Hokkaido: Ski and Snowboard

by JNTO on 04 January 2018

Hokkaido is famous worldwide as a wintersports destination thanks to its profusion of quality powder snow that arrives earlier than most places on mainland Japan. The winter season is also longer, often lasting from December to May.


The most famous of Hokkaido’s ski resorts is Niseko, which is centered around Mt. Niseko-Annupuri with Mt. Yotei as a backdrop. At the base of the mountain are four major resorts: Grand Hirafu, Niseko Village, Hanazono and Annupuri, which are joined at the top of so it’s possible to ski between them. Shuttle buses connect the resorts, and the Niseko All Mountain Pass gives you access to all four. Famous for its open powder bowls and tree runs, the mountain’s slopes cater to all levels of skiers; lessons and ski rentals are also available. As it’s popular with foreign riders, English is widely spoken here, especially at Hirafu village (at the base of Grand Hirafu) which has a large accommodation and dining option.

In ski season, there are direct buses between Sapporo and Niseko, taking anywhere from 2.5 to 4 hours.


Furano ski resort is well developed, yet still retains a cosy feel with a handful of large hotels and a collection of small B&Bs. The area is renowned for its many long groomed runs catering to all ski levels.
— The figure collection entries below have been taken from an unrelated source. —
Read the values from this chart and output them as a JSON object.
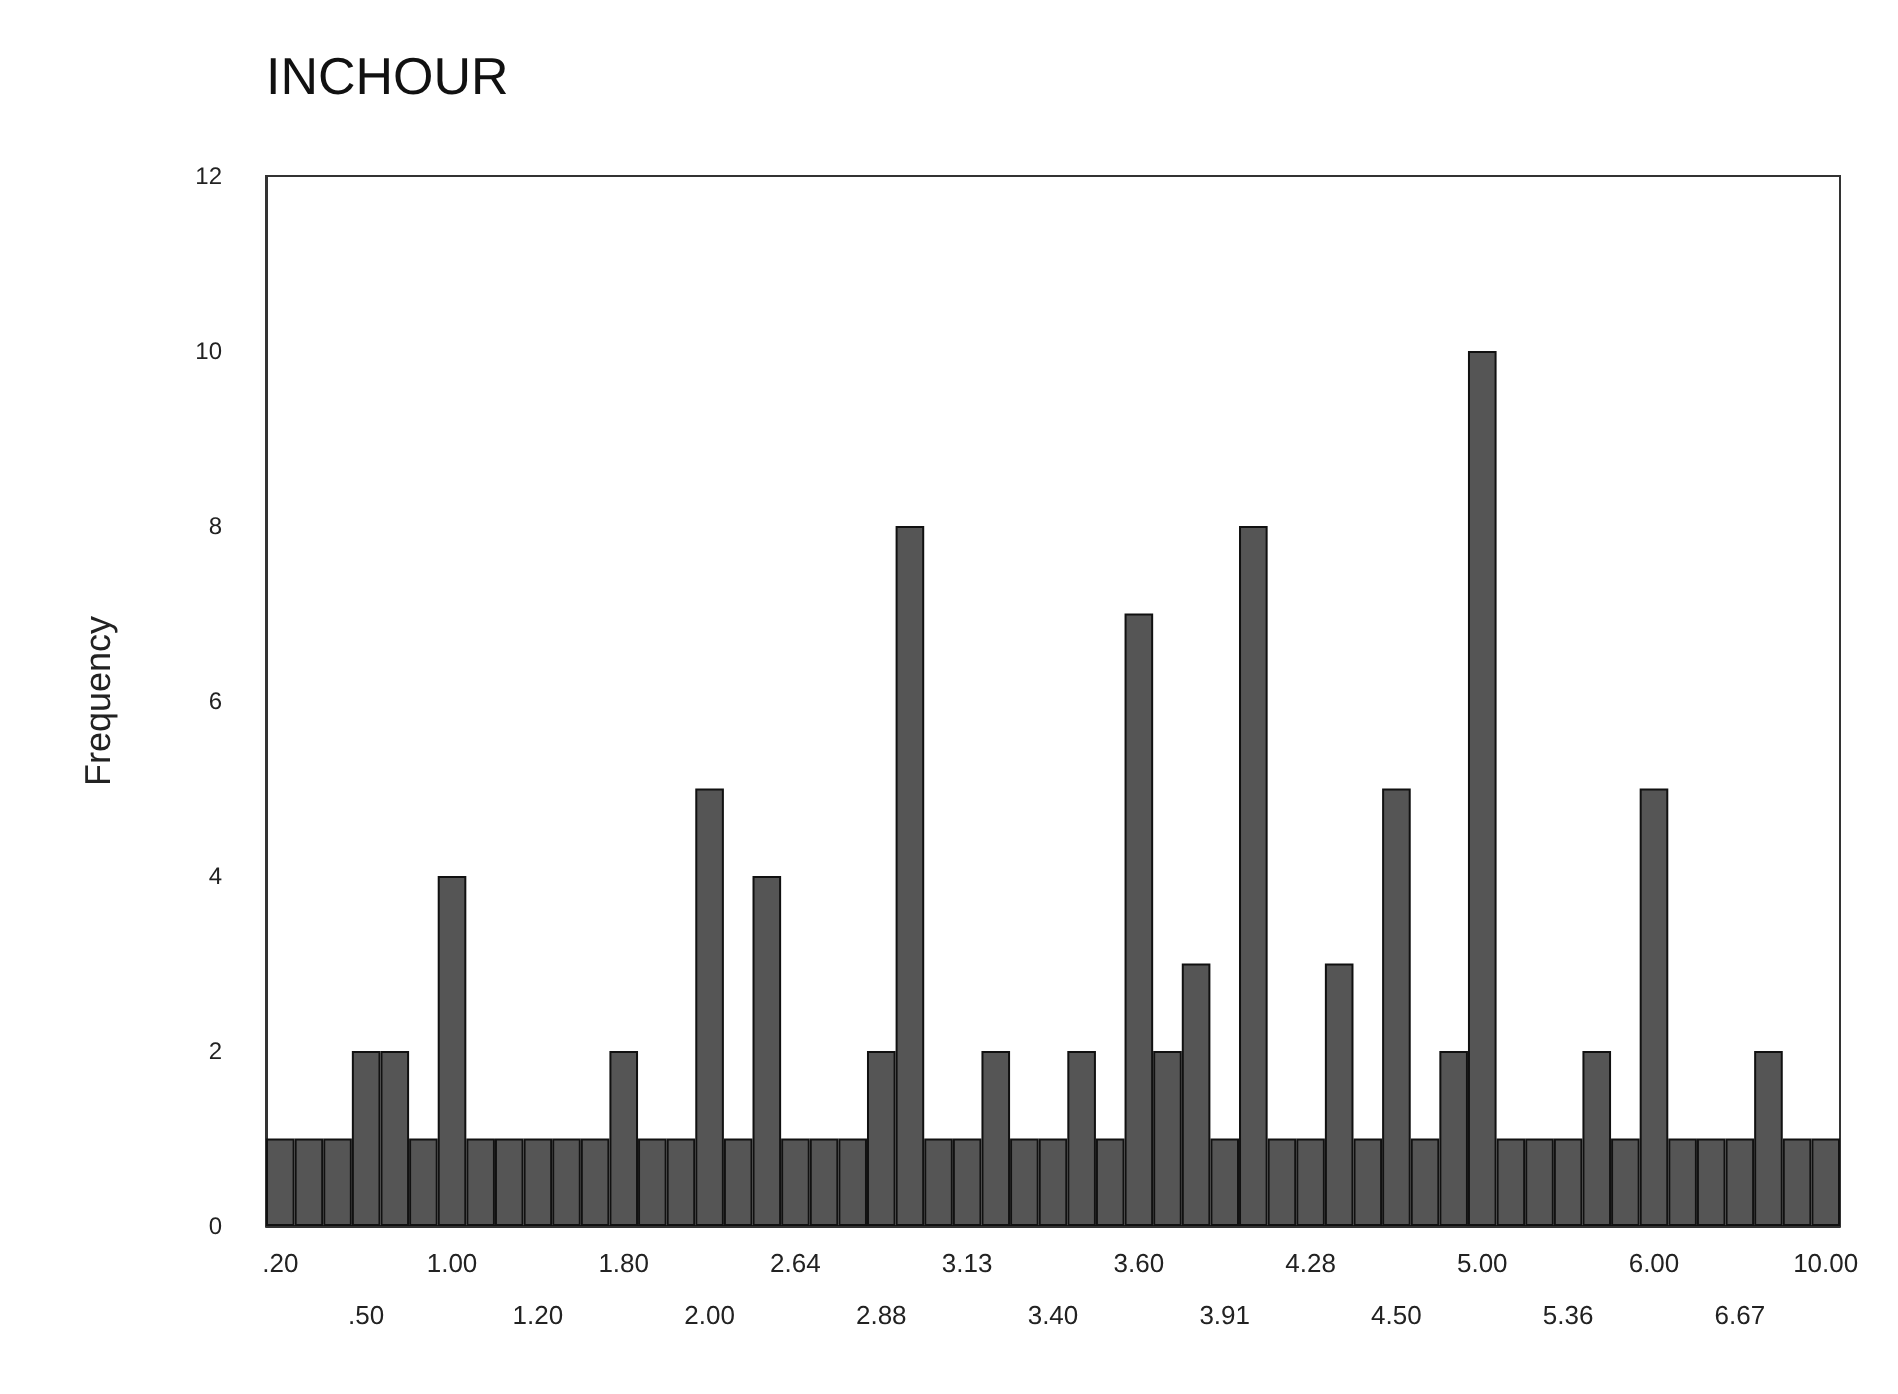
{
  "chart_data": {
    "type": "bar",
    "title": "INCHOUR",
    "ylabel": "Frequency",
    "categories": [
      ".20",
      null,
      null,
      ".50",
      null,
      null,
      "1.00",
      null,
      null,
      "1.20",
      null,
      null,
      "1.80",
      null,
      null,
      "2.00",
      null,
      null,
      "2.64",
      null,
      null,
      "2.88",
      null,
      null,
      "3.13",
      null,
      null,
      "3.40",
      null,
      null,
      "3.60",
      null,
      null,
      "3.91",
      null,
      null,
      "4.28",
      null,
      null,
      "4.50",
      null,
      null,
      "5.00",
      null,
      null,
      "5.36",
      null,
      null,
      "6.00",
      null,
      null,
      "6.67",
      null,
      null,
      "10.00"
    ],
    "values": [
      1,
      1,
      1,
      2,
      2,
      1,
      4,
      1,
      1,
      1,
      1,
      1,
      2,
      1,
      1,
      5,
      1,
      4,
      1,
      1,
      1,
      2,
      8,
      1,
      1,
      2,
      1,
      1,
      2,
      1,
      7,
      2,
      3,
      1,
      8,
      1,
      1,
      3,
      1,
      5,
      1,
      2,
      10,
      1,
      1,
      1,
      2,
      1,
      5,
      1,
      1,
      1,
      2,
      1,
      1
    ],
    "color": "#555555",
    "ylim": [
      0,
      12
    ],
    "yticks": [
      0,
      2,
      4,
      6,
      8,
      10,
      12
    ],
    "grid": false
  }
}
Advanced skiers have access to terrain parks and excellent off-piste terrain, while families can try other snow activities like snow rafting and snowmobiling. This family-friendly large resort features 9 lifts and 24 courses, and is on the world cup ski racing map. While it has more Japanese visitors, it is able to cater to English-speaking guests.
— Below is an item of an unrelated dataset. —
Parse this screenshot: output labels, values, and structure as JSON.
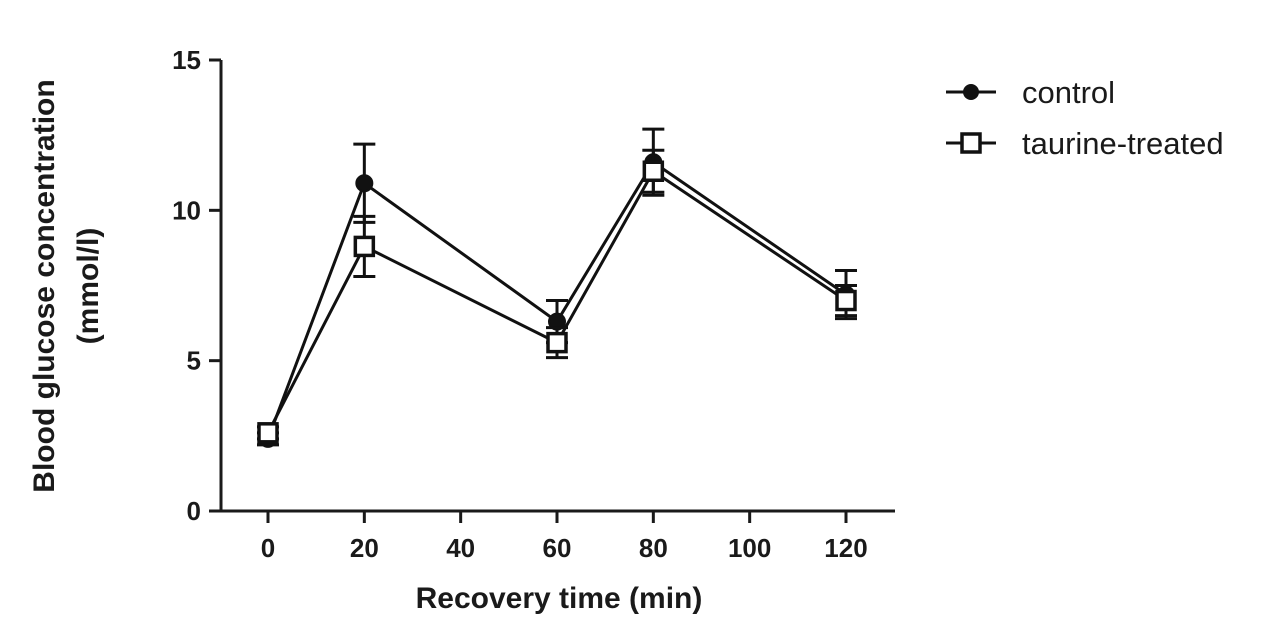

Furano is 41km from Sapporo, and is accessible by car in about 2 hours.


Sahoro has two very different ski resorts. The English-speaking Club Med Sahoro is popular with families for its kids club and ski-in, ski-out beginner trails, while the Sahoro Resort Hotel is more popular with Japanese skiers. Sahoro has 21 marked runs, mostly catering to beginners, with the lift network is well developed and known for being uncrowded. While there’s not much terrain to entertain advanced riders, Sahoro’s location in the centre of Hokkaido means you can easily visit nearby resorts of Tomamu and Furano.
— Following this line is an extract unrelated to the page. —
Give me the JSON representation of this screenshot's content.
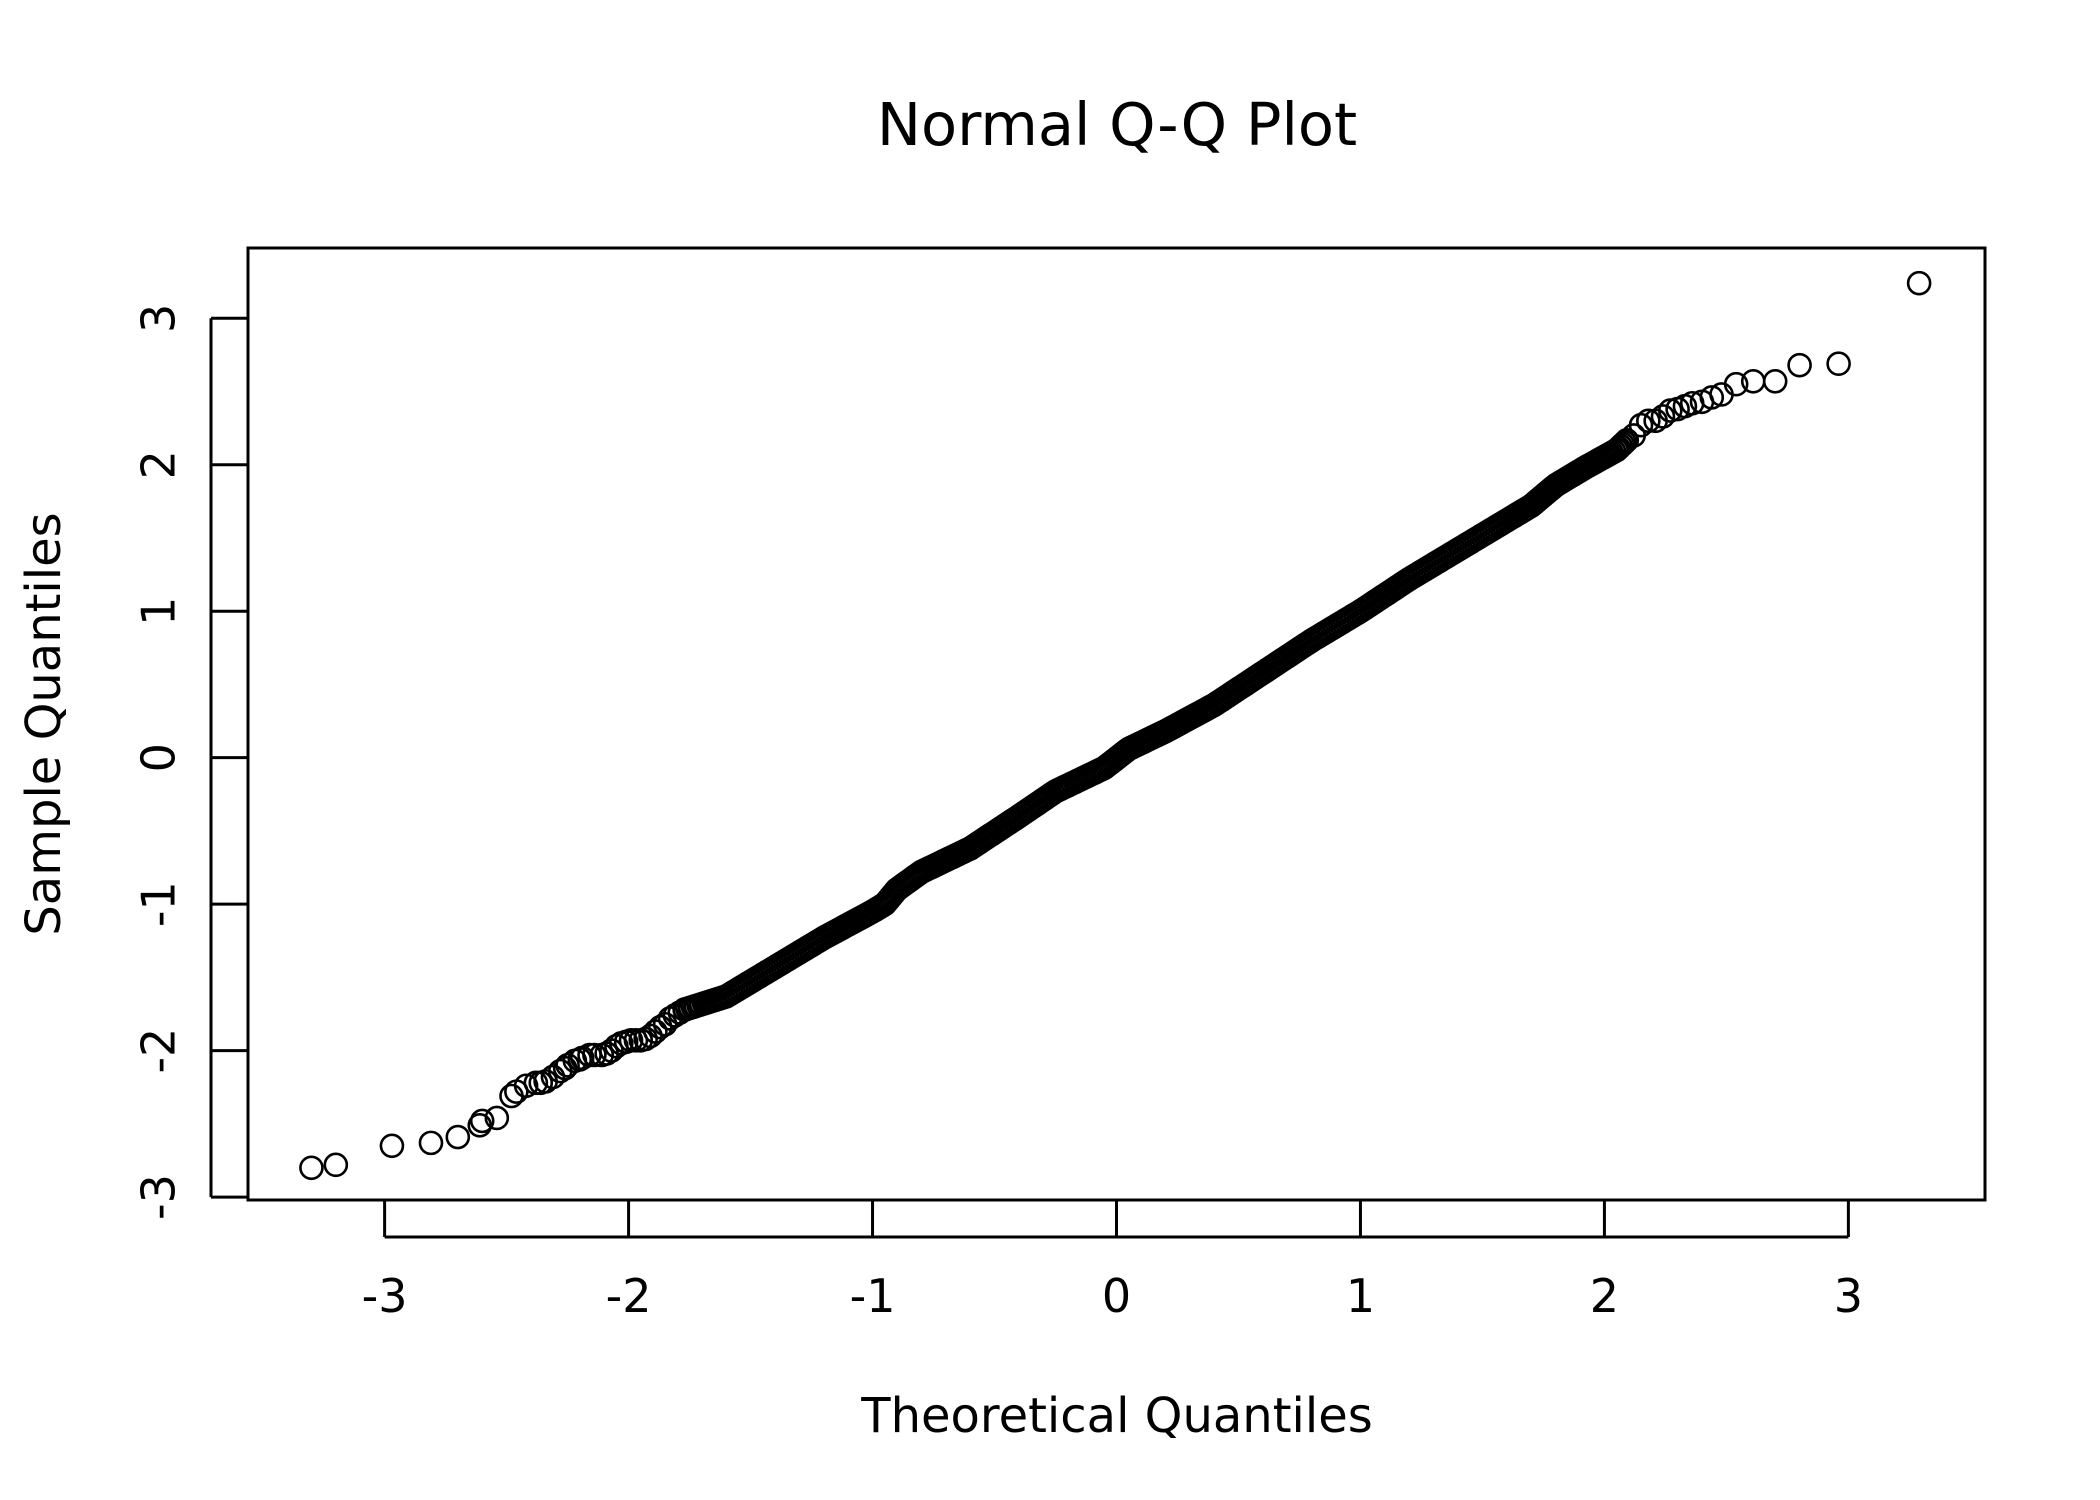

From Shin-Chitose Airport, there are trains to Shintoku station from where shuttle buses get you to the resort in 15 minutes.


While not as famous as Hokkaido’s other resorts, Kiroro’s crowd-free slopes are a major draw for powder hounds who come here for abundant snow and tree skiing. It’s spread over two mountain peaks with 21 runs (accessible via 9 lifts and a gondola), including the long Grand Line. It has mogul courses and a terrain park, but for the most part, it caters to families and those who enjoy the snow in peace, as there are no blaring loudspeakers. Kiroro has no village or town but all amenities are well catered for by the two hotels here.

Kiroro is 43km from Sapporo, and from Shin-Chitose Airport, it’s a 2-hour bus ride.